Van Sitters, who conducted the cleansing ceremony in the Kramer quad, added: “This work did not happen overnight. This took a long, long time of preparation. We’ve encountered many obstacles; many challenges came our way. For us to stand here today is history in the making. So, our ancestors, the people that went before us – I know they are rejoicing, because that is what they have lost.”
“So, there’s a lot of memories of pain that we are enduring, and I’m glad that this is a circle that is now, today, activating those voices of restoration.”
Yach said a seed had been planted, which she hoped would mark the beginnings of a cultural centre or heritage centre for the Khoe community that would go beyond language.
Response to the Khoekhoegowab course has been overwhelming, said Rall.
Safiye Yildiz, an honours student in human genetics, joined the course after she saw it advertised on a campus notice board. She speaks both Turkish and English, and is keen to add Khoekhoegowab to her linguistic skills.
“As a foreigner in South Africa, I want to make use of the opportunities provided, especially at the university, to enhance my knowledge regarding the country, the cultures and the people I engage with. One of the best ways to gain this is to learn the languages. I will also be attending an Afrikaans language course in [the] second semester.”
Academic Dr Halim Gencoĝlu said that, as a historian, “I do believe that [the] history of a region can be properly learnt through the languages of the people belonging to the region”.
“[The] Khoekhoegowab language ought to have been in the school curriculum long ago. When we understand and communicate with people from various communities, and recognise all minorities in society regardless [of] their belief and ethnicity, we can contribute to the spirit of Ubuntu.”
The multilingual Gencoĝlu uses Arabic, Persian, English, Afrikaans, isiXhosa and isiZulu sources, “even if I am not fluent in all”.
“Khoekhoegowab cannot be outside of this circle. Maybe I might not be fully fluent in Khoekhoegowab, because of its clicks or sounds, but I can learn its structure and cultural background. Certainly, these matters must also be re-examined in the decolonial context, which is what the University of Cape Town is currently doing.”
Other responses poured in via email:
“… thank you for what you and the university are doing to revive and keep the forgotten language alive. Much appreciated. This is far more than just learning a new language.”
“Could you please forward all relevant documentation and fees so that I can apply and make my ancestors proud?”
“I am a graduate student with a BCom degree. My ancestors are from the Griqua tribe. As much as I appreciate my heritage, I do not speak the language. I saw a post online that UCT will now be offering a course which aims at teaching the language again, and I am very interested.
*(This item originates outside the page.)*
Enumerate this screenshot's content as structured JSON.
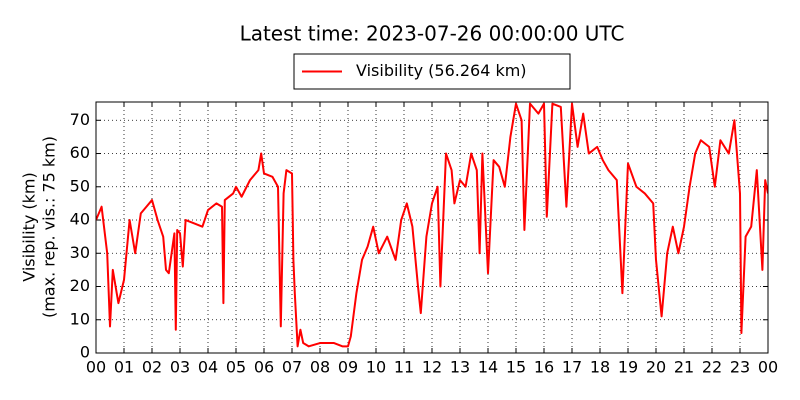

Could you please forward all relevant documentation and fees so that I can apply and make my ancestors proud?”
“I have just finished reading an article on UCT’s plan to introduce a Khoekhoegowab short course, and I think that this is a genius idea!”
“Firstly, allow me to begin with sharing my excitement for the fact that there is finally an institution of higher learning offering a course on Khoekhoegowab. We are absolutely thrilled.”
Rall said plans for 2019 and 2020 include another four 12-week courses, starting in September. EMS will also offer a Khoekhoegowab foundation language course as part of the 2020 Summer School programme, as well as a course on the history and role of Khoekhoegowab. This will be presented by Bam-Hutchison.